I don't think Alan means that every patch will be committed after the two weeks lag. Of course, if the patch sucks or needs reworking, flick it back to the person who submitted it. The onus is on that person to produce quality patches that ideally merge cleanly.

Also, a level of review needs to be undertaken by the person reviewing the patch, not blindly committed, so ideally, steps to reproduce and steps to test the fix should be included.

But yes, this should only span current MT projects, not into other areas out of our purview. Especially if we are talking about currently maintained projects (portal, profile2, osp, etc) where the project lead or other developers should be the code mentors for those projects and ultimately decide what gets in. If its a good fix with no regressions, there should be no concern.

cheers,
Steve


On 25/11/2010, at 1:58 AM, Anthony Whyte wrote:

While sympathetic to the goals implicit in the escalation process I find it problematic both operationally and philosophically.  I do not support it in its current form.

1.  It assumes that MT members are capable of working in areas such as OSP that are not part of their current resume of experience.  This is not to suggest that MT members are not agile and capable of moving hither and thither about the code base but the basic assumption amounts to an assertion (or hope) rather than a fact.

2.  Not all patches are equal and not all patches are worthy of merging.  If a project lead thinks a patch sucks why does the debate need to escalate to the TCC?  All we are doing here is undermining the trust relationship that currently exists between senior developers on this project.  In hockey we call this crowding the puck.  If Chuck Severance or Matthew Buckett review a portal patch and say it ain't up to snuff then that should end the discussion and the patch submitter should revise and resubmit the patch.  If Steve Swinsburg or Daniel Robinson do not like a Profile2 patch and refuse to put a comment in Jira saying that it's fine to merge then we need to trust their judgement.

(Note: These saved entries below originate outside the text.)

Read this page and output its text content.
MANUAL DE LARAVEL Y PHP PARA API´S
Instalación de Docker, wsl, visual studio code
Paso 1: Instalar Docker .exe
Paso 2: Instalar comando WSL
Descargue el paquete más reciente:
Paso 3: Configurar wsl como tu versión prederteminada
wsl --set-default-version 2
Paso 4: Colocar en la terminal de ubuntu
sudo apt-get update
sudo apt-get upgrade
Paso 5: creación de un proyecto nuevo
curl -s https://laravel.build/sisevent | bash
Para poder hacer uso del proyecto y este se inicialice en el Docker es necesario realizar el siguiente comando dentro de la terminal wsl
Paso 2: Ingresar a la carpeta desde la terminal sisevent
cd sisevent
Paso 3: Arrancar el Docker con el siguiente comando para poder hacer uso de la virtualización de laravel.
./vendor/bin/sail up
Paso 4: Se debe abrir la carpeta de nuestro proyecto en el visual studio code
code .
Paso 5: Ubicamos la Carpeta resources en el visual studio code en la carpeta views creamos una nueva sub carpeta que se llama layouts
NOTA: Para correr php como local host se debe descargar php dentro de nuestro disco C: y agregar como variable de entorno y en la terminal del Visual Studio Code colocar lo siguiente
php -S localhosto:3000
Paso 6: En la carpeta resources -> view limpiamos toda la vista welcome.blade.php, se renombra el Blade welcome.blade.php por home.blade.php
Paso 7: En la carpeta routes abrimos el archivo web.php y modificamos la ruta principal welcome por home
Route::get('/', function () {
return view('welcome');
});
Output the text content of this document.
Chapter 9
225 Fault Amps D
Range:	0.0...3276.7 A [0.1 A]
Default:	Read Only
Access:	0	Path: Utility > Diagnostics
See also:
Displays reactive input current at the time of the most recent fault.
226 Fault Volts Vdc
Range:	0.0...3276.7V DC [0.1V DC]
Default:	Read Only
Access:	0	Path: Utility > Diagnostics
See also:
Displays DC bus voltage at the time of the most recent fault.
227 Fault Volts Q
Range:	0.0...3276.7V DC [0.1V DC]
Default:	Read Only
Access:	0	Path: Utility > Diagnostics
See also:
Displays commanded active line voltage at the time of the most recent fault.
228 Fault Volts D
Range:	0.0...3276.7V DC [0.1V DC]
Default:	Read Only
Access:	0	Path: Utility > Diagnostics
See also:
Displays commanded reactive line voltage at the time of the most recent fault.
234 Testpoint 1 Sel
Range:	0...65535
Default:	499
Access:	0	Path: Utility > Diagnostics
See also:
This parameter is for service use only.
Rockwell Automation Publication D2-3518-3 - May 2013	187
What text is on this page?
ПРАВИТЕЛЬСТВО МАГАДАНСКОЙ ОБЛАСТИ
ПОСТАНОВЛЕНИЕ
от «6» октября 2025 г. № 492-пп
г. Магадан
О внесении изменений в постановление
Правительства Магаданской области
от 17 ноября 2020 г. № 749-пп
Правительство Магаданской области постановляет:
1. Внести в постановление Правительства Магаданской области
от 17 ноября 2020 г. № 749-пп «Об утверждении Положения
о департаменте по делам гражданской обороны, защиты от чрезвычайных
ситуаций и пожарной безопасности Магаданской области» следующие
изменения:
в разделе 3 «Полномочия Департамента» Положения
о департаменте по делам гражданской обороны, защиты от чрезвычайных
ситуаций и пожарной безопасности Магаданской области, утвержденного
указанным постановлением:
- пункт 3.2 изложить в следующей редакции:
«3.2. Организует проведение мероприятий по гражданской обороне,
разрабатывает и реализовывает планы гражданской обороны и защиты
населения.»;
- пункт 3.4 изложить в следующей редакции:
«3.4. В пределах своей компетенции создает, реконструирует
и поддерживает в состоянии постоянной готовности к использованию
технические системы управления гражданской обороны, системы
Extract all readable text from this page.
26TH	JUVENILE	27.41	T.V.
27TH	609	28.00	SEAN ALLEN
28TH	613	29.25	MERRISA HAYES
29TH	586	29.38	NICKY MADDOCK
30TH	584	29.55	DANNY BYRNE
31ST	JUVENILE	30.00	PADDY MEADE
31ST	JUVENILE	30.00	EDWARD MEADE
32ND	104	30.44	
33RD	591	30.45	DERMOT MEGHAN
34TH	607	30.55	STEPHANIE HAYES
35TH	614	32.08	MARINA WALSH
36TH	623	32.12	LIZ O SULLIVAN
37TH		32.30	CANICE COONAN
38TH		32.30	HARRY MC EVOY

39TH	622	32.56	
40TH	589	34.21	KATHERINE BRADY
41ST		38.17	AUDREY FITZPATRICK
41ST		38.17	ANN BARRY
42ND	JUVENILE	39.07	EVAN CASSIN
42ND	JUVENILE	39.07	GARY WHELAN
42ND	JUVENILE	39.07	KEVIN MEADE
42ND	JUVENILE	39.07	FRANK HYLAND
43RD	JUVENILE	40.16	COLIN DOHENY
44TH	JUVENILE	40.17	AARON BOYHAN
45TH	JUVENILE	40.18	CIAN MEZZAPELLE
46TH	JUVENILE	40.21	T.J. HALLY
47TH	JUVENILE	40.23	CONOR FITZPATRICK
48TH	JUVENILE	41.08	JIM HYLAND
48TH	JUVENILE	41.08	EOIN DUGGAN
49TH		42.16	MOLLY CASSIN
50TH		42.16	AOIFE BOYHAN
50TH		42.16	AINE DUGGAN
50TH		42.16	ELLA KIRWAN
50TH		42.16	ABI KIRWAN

3.  The MT does not currently engage in branch management (BM) and it's members have hitherto balked at engaging in such activities (with exceptions of course).  So we have folks talking about an expansion of MT activities here without so much as a preliminary discussion among MT members themselves relative to the merits of the proposal.   Personally, I'd like to see MT members take on BM tasks (we have, for instance, no Community members serving at present as branch managers for 2.7.x) but it's for my MT colleagues to decide not others.

To me the escalations steps point at the wrong target: the project lead.  Indeed, we should not be talking about an "escalation" process at all, a suggested process that moves us a step towards "managing" volunteer contributors.

Cheers,

Anth




On Nov 24, 2010, at 8:54 AM, csev wrote:


On Nov 24, 2010, at 4:06 AM, Berg, Alan wrote:

1)      Wait two weeks for patch to merge
2)      Send email to project lead
3)      If patch is not merged by x then the MT review the patch and merge unless the project lead disagrees.
4)      If the project lead disagrees then the patch is escalated for debate to the TCC.

I think that this is a fine process particularly for things like internationalization that are non-controversial.  But lots of patches are pretty "patchy" and need a lot of rework before they are ready for prime time.

We do need to be careful - in portal patches are very common but it is quite often that the patch maker is content to build code that only works for their skin or for their local property settings.   And they properly write a JIRA and properly include a patch and know full well that their patch is not the ultimate solution but will be helpful in developing the ultimate solution.

We cant just have a timer expire and drop them into trunk - many need a lot of rewrite work so they work properly for all users of Sakai.

So as long as we don't get too stuck on "time expires - patch slammed in" and make it so the project lead can say "this needs a rewrite" and not be stomped on for saying so - then I am comfortable.

I would also like it if the human patch maker were the one pressing the issue forward rather than a mindless perl script that bulk-emails based on a DB pull from JIRA.  And the person submitting the patch should be able to make a decision as to whether in their mind this is a "perfect patch" and ready to go - or if this needs more work and the patch is a starting point.

Another dimension for this is where we are at in the release process.   During QA I tend to hold off on any optional non-bug stuff so I can use whatever time I have to respond to issues QA raises - non-QA patches that come in during that time are put on the back-burner until QA is done and it feels OK to open trunk back up for forward movement.  This also has the advantage that I can catch up a bunch of things and test the together.

All I am really saying is that it is not a simple thing.  And all that said - I like the process in general.